Un soulagement profond s'installe en lui.

« Je suis ton futur voisin, Ro', déclare-t-il.

— C'est vrai ! Trop génial ! s'exclame-t-elle en se redressant vivement.

— Bon, les deux intellos, c'était plutôt prévisible... grogne Charlie en tentant à nouveau de charger la page.

— Sois pas mauvais, Monsieur Moi-j'ai-une-voiture-et-pas-vous. Plus tard, tu seras bien content d'avoir un avocat et un médecin sous la main, se moque Ana.

— C'est sûr que la journaliste, tu ne vas pas me servir à grand-chose !

— Au lieu de raconter n'importe quoi, qu'est-ce que t'a répondu la Sorbonne ?

— J'aimerais bien le savoir, s'impatiente-t-il.

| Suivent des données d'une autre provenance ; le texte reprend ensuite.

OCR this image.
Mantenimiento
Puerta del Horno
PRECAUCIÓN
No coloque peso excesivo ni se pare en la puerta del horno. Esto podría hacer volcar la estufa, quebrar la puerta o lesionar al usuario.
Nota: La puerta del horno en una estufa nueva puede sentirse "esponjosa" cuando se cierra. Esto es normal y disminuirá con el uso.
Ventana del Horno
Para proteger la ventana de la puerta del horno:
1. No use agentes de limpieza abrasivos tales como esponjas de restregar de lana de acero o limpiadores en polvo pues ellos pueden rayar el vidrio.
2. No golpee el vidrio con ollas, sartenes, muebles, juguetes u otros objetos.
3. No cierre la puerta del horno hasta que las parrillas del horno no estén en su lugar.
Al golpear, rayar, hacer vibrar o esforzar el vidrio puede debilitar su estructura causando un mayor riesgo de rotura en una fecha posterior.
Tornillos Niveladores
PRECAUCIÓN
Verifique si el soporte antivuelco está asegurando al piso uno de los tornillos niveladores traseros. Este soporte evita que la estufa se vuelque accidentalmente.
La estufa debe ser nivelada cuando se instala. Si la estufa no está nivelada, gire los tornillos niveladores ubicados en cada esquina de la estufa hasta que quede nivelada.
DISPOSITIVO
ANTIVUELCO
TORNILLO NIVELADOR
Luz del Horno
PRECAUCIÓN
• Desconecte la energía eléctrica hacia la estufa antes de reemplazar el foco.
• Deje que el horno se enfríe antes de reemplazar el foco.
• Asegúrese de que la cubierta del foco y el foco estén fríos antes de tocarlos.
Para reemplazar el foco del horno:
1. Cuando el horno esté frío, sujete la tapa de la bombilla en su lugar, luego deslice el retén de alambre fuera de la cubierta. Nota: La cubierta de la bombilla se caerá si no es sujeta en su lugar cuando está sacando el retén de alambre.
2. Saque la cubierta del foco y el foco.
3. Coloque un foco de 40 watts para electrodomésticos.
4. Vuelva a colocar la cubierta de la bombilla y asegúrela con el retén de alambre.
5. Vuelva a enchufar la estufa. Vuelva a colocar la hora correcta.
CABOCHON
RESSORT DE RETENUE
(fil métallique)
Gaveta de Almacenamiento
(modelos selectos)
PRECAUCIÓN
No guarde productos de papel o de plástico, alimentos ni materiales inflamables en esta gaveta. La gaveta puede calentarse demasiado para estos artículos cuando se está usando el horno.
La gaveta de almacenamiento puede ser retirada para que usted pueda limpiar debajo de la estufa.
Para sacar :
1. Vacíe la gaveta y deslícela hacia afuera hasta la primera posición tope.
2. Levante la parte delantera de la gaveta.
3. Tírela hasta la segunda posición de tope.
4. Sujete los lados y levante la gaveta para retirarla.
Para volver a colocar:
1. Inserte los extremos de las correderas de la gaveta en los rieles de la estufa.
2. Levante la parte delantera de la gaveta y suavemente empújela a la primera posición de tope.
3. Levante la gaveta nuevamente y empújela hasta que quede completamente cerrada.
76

Ah ! Enfin ! il s'arrête un instant. Beh... J'ai pas de réponse et toi ?

— Moi non plus...

— C'est que le premier jour, ne vous inquiétez pas », les rassure Romane.

D'après leurs visages fermés et leurs sourcils froncés, Éridan se doute qu'ils ne peuvent s'empêcher d'angoisser. Puis en se tournant vers Loïs, il se rend compte qu'il n'a pas dit un mot. La tête posée contre le tronc de l'arbre, il regarde le ciel, pensif. Alors qu'il s'apprête à lui demander les réponses de ses admissions, Romane le devance :

« Alors, Loïs, c'est quoi les nouvelles ? »

Un peu étourdi, il lui faut une demi-seconde pour reprendre ses esprits. Il se tourne vers elle et se pare de son meilleur sourire.

« J'ai été accepté partout !

— Alors pourquoi tu fais cette tête d'enterrement ! s'exclame Ana.

— Je sais pas trop... C'est étrange de se dire que c'est notre dernière année de lycée, notre dernière année tous ensemble. Je me demande juste si on continuera à se voir et raconter des conneries devant le dernier Marvel, si c'est des années qu'on va regretter, tout ça quoi... », énonce-t-il en souriant.

Le silence lui répond.

Le saule observe ces cinq adolescents qui n'ont même pas la moitié de son âge. S'il pouvait leur parler, lui aussi choisirait le mutisme. Il n'y a pas de réponse quand on parle d'avenir. Le temps les rattrape tous, même lui du haut de ses nombreuses années à contempler la vie aller et venir autour de lui. Vient toujours le moment où l'on est confronté à son existence aussi longue soit-elle. Cependant, tant que cet instant n'est pas arrivé, il faut avancer, vivre le présent et laisser le passé au futur.

Le vent agite les branches du saule, signe que le monde ne s'est pas figé. En réalité, tout comme le temps, la terre continue de tourner inlassablement, indéfiniment.

« Je veux profiter de vous pendant les vacances d'été... Promettez qu'on va se voir, souffle Romane d'une voix frémissante.

— C'est promis, déclare solennellement Ana.

— Juré craché ! s'exclame Charlie.

— Promis », lui sourit Loïs.

Éridan regarde ses amis. La nostalgie l'étreint, sa vie ne fait que commencer mais il se sent déjà las. Rien ne tourne rond sur cette Terre. Il a l'impression que ses jours sont comptés alors que son meilleur ami en face de lui ne semble vivre que le présent malgré l'épée de Damoclès qui plane au-dessus de lui.

« Promis », lâche-t-il finalement.

Romane leur sourit. Ils se sourient.

Comme leurs noms sont gravés dans l'écorce, leur promesse demeure inscrite dans leurs cœurs.

Parce qu'on ne sait jamais ce qui va se passer, ils l'ont décidé ainsi, cet été sera la fin d'un long chapitre. Un chapitre qu'ils ont écrit ensemble mais qui ne garantit rien pour la suite. Il pourrait bien être le premier d'une longue histoire ou au contraire un épilogue insoupçonné.

Mais tant que le point final n'est pas posé, on ne peut savoir quand viendra la fin.